Snow Drop

花言葉は~希望を叶える~

食卓のない家

   

 

ギャンブル依存症者の家族の前に立ちはだかる大きな壁の一つが、

「世間体」という亡霊です。

家族は、世間体を恐れて、「誰かに知られてしまうのではないか?」という恐怖感から、

誰にも相談できず、家族の中だけで解決しようと奔走します。

その結果、事態が悪化し、依存症が進行していきます。

家族は、本人に依存症を自覚させる、最大のチャンスである「借金」、

さらには依存症が進行し「窃盗」「横領」といった犯罪に至った場合も、

世間体を恐れ、なんとかこの事態を収めようとしてしまいます。

また、日本の社会では「家族が責任をとるのは当たり前」といった風潮もあります。

実際、友人知人の借金では、本人が返済できないとなると、

この友人知人たちは、当然のように家族に返済を要求してきます。

また、事件の示談金を親が払って当り前という風潮は、

被害者の方々のみならず、司法関係者の皆さんもお持ちです。

弁護士さんも、裁判官も、検事さんも「示談金を支払ったか否か?」

が重要であって「誰が払ったか?」は問題ではありません。

罪を犯した当事者と家族は一蓮托生にみなされ、

支払いを拒めば一斉に「非常識な親」と責め立てられます。

けれども、真に成熟した社会、真に更生や回復を望む社会というものは、

自分の行動に対する自己責任を望むものではないでしょうか?

「依存症になったことに自己責任を求めるのではなく、

依存症から回復することに自己責任を求めて欲しい。
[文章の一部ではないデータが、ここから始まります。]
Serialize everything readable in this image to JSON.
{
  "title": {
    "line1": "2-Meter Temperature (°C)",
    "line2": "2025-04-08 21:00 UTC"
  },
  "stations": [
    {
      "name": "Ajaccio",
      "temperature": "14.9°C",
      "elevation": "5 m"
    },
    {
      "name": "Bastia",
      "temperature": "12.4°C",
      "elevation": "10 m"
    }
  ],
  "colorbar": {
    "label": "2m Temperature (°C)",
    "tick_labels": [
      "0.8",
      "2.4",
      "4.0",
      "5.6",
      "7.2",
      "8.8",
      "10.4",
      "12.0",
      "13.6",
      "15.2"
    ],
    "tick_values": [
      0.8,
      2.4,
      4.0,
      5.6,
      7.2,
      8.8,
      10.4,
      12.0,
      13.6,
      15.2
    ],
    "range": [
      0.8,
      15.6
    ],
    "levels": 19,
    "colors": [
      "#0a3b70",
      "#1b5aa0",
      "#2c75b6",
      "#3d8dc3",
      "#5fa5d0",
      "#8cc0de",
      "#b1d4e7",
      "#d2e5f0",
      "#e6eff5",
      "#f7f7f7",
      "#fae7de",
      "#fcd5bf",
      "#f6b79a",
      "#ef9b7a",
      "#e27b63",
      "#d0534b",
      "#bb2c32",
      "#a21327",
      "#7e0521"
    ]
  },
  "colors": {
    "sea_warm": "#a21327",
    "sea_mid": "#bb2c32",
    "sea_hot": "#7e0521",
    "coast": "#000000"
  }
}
」

社会の皆様に、この違いを理解して頂くことが、私たちの切なる願いです。

今から、35年も前に、このテーゼを投げかけ、大きな波紋を呼んだ作品があります。

ご存知の方も多いと思いますが、その作品は円地文子さん著「食卓のない家」。

連合赤軍に参加し、殺人犯となってしまった長男に対し、

「成人した子供の人生には、親が責任を持つ必要はない」という信念を貫き、

被害者への謝罪も、息子への面会も、積極的に弁護士をつけることも拒否し、

自身も、職を辞することをせず、マスコミをはじめとする大衆感情と闘いながらも、

日常を生きていく、父親の姿が描かれています。

私が、この作品を初めて読んだのが30年前。

強烈な衝撃を受け、自分も絶対に「個」を大切に生きようと思いました。

けれども、実際にはその思いが貫けませんでした。

35年前に、円地文子さんが投げかけたテーゼ、

現代社会で今も尚、変われずにいます。

私たちが、新風を吹き込めたらと願い、仲間と力をあわせて歩いています。

家族が尻拭いをやめること。それが、依存症からの回復の第一歩なんです。